Thanks for reading!  --John Kelly


Will Her 2017 Be Better Than 2016? Find Out Here

The New Year always offers opportunity for hope, a new beginning, a blank slate. We set one or several "resolutions" for change in one or many areas of our life. However, for most of us the new year will look a lot like the old year simply because we refuse to make the adjustments necessary in our lives to affect real change. Whether weight loss, career or relationships doing the hard work to create change means stepping outside of comfort zones and being willing to risk to receive the reward.

How does this translate for your athlete or team in 2017?

The first step in evaluating where your athlete or team is on January 1 is an honest assessment of the growth achieved in 2016. In what areas did she/they get better? In what areas did they not? How can we identify where to go from here?

In the business world you can perform a S.W.O.T. analysis. A what??
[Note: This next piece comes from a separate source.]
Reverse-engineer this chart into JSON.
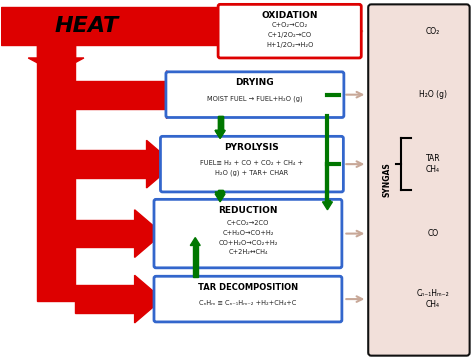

S.W.O.T. stands for Strengths, Weaknesses, Opportunities and Threats. As a parent or coach write down your athlete's strengths and her weaknesses. Review those with her, then develop a weekly and monthly plan for her/them to work on making their strengths deeper and their weaknesses a strength. I would encourage the development of both macro (long term) goals and micro (short term) goals. And write them down! If goals are not written down and reviewed often they have no power for change.

In terms of opportunities, they are always present, but only if your athlete/team puts themselves in a position to take advantage of the opportunities through solid physical and mental preparation.

Threats are also always present. Threats could look like competition from another player or team (and keep in mind that if your goal is to get your athlete recruited that there are plenty of other players competing with her for the same scholarship). Or as I always say, "If you are not getting better you are getting worse." A threat could be losing a starting spot or being cut from the team. A real threat can be your (as parents) cutting off the money for softball if your athlete doesn't give the effort.

Speaking of that the next way to insure 2017 is a better year, and she makes the solid commitment to doing the things necessary to further her game mastery is to rediscover why she plays the game? If your athlete is playing for you she will ultimately burn out, or become indignant. She must find the motivation internally. Maybe she plays because:

1. She loves the game (always the best!)
2. She loves her teammates
3. She really wants to play in college
4. She loves the competition
5. She feels good about herself when she works hard and achieves a desired result
6. Mom and Dad make me play (always the worst)

Whatever the reason help her to reconnect with it. This will help her to push through fatigue and the "I don't want to do it" moments.

Back to comfort zones. As an athlete trying to master a very difficult game it is incumbent on her to push through those scary and uncomfortable moments when doubt, fear or uncertainty rear their ugly heads inside her mind. Growth always has a price to it. She needs to learn to be comfortable while being uncomfortable; to push through the fear and do it anyway. For your athlete to reach her fullest softball potential she will need to constantly challenge herself and be okay failing a little along the way. No reward!

Finally having a better 2017 looks like expecting it! For any human, and particularly an adolescent athlete, our dominant thoughts end up winning. Either we think the thing we desire is achievable or we think it is not. In other words, we get what we expect, so why not think the best; why not expect success? Directing our thoughts is the ultimate personal responsibility...the ultimate human super power. Help your athlete to take charge of her thoughts, keep her on track working daily on her goals
and watch her game soar in 2017.

Thanks for reading and my best wishes for a great 2017 for you and your family and team!